Schulleiterbestellung in Nordrhein-Westfalen rechtswidrig - ein schulpolitisches Desaster!
"Führungsämter dürfen Lebenszeitbeamten nicht auf Zeit übertragen werden" – so lautet die Entscheidung des Bundesverwaltungsgerichts in Leipzig vom 27. September 2007. Damit bestätigt das Gericht die Auffassung des Philologen-Verbandes Nordrhein-Westfalen, die der Verband in der Debatte um die Neugestaltung der Schulleiterbestellung mit besonderem Nachdruck herausgestellt hat. Gerade die Ämterübertragung auf Lebenszeit soll den Beamten "vor sachwidriger Beeinflussung und das Beamtentum insgesamt gegen Ämterpatronage" schützen (vgl. Pressemeldung, BVerwG).

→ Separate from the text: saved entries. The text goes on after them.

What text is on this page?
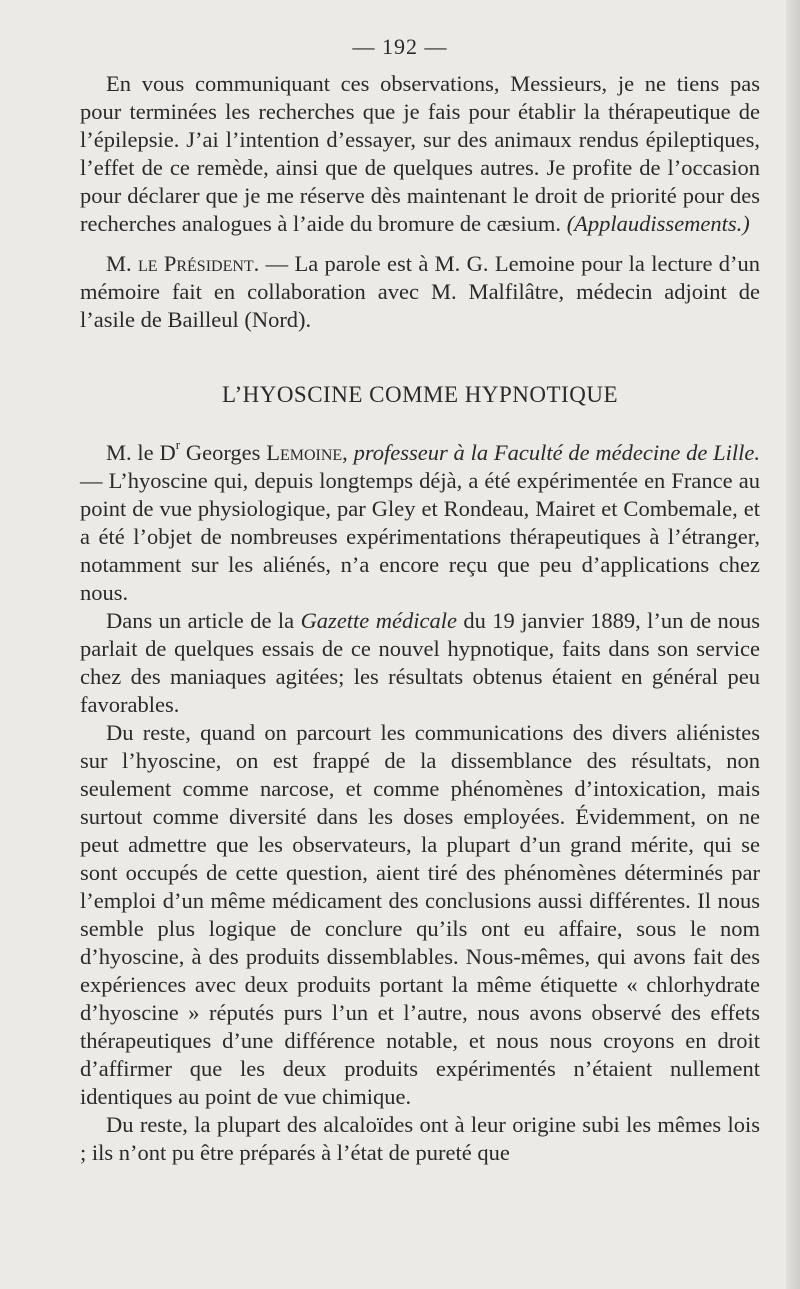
— 192 —

En vous communiquant ces observations, Messieurs, je ne tiens pas pour terminées les recherches que je fais pour établir la thérapeutique de l’épilepsie. J’ai l’intention d’essayer, sur des animaux rendus épileptiques, l’effet de ce remède, ainsi que de quelques autres. Je profite de l’occasion pour déclarer que je me réserve dès maintenant le droit de priorité pour des recherches analogues à l’aide du bromure de cæsium. (Applaudissements.)

M. le Président. — La parole est à M. G. Lemoine pour la lecture d’un mémoire fait en collaboration avec M. Malfilâtre, médecin adjoint de l’asile de Bailleul (Nord).

L’HYOSCINE COMME HYPNOTIQUE

M. le $D^r$ Georges Lemoine, professeur à la Faculté de médecine de Lille. — L’hyoscine qui, depuis longtemps déjà, a été expérimentée en France au point de vue physiologique, par Gley et Rondeau, Mairet et Combemale, et a été l’objet de nombreuses expérimentations thérapeutiques à l’étranger, notamment sur les aliénés, n’a encore reçu que peu d’applications chez nous.

Dans un article de la Gazette médicale du 19 janvier 1889, l’un de nous parlait de quelques essais de ce nouvel hypnotique, faits dans son service chez des maniaques agitées; les résultats obtenus étaient en général peu favorables.

Du reste, quand on parcourt les communications des divers aliénistes sur l’hyoscine, on est frappé de la dissemblance des résultats, non seulement comme narcose, et comme phénomènes d’intoxication, mais surtout comme diversité dans les doses employées. Évidemment, on ne peut admettre que les observateurs, la plupart d’un grand mérite, qui se sont occupés de cette question, aient tiré des phénomènes déterminés par l’emploi d’un même médicament des conclusions aussi différentes. Il nous semble plus logique de conclure qu’ils ont eu affaire, sous le nom d’hyoscine, à des produits dissemblables. Nous-mêmes, qui avons fait des expériences avec deux produits portant la même étiquette « chlorhydrate d’hyoscine » réputés purs l’un et l’autre, nous avons observé des effets thérapeutiques d’une différence notable, et nous nous croyons en droit d’affirmer que les deux produits expérimentés n’étaient nullement identiques au point de vue chimique.

Du reste, la plupart des alcaloïdes ont à leur origine subi les mêmes lois ; ils n’ont pu être préparés à l’état de pureté que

08.10.2007 Nordrhein-Westfalen Pressemeldung Philologenverband NRW (PhV NRW)"Das ist ein schulpolitisches Desaster, da die Landesregierung gegen alle Ratschläge, Stellungnahmen und gutachterlichen Argumente geradezu trotzig an der Schulleiterbestellung auf Zeit im neuen Schulgesetz festgehalten hat", stellt Peter Silbernagel, Vorsitzender des Philologen-Verbandes, fest. "Wir haben massiv davor gewarnt, die ohnehin geringe Bereitschaft zur Übernahme von Schulleitungsaufgaben nicht noch zusätzlich zu belasten und Schulleitungsämter unattraktiv zu machen", erinnert Peter Silbernagel.
Im April 2006 hatte der Nordrhein-Westfälische Lehrerverband ein rechtswissenschaftliches Gutachten in Auftrag gegeben, das die Verfassungsmäßigkeit des § 61 Schulgesetz prüfen sollte. Zur zeitlichen Beauftragung von Schulleitungen stellte der Gutachter Prof. Dr. Matthias Pechstein unzweideutig fest: "Solange ein Amt einer Laufbahn zugeordnet bleibt – was in Nordrhein-Westfalen bezüglich der Schulleiter (A 16) der Fall ist – muß dieses Amt auch auf Lebenszeit vergeben werden. Andernfalls wird das Prinzip der Ämterstabilität verletzt." (S. 21). Die Bestimmungen des Landesbeamtengesetzes werden, so der Gutachter, in der Rechtswissenschaft "als eindeutig verfassungswidrig angesehen." (S. 22). "Die Bestellung als Beamter auf Zeit gemäß der Regelung des § 25b LBG-NW stellt eine gemessen an Art. 33 Abs. 5 GG nicht zu rechtfertigende Verletzung des Lebenszeitprinzips dar." (S. 25).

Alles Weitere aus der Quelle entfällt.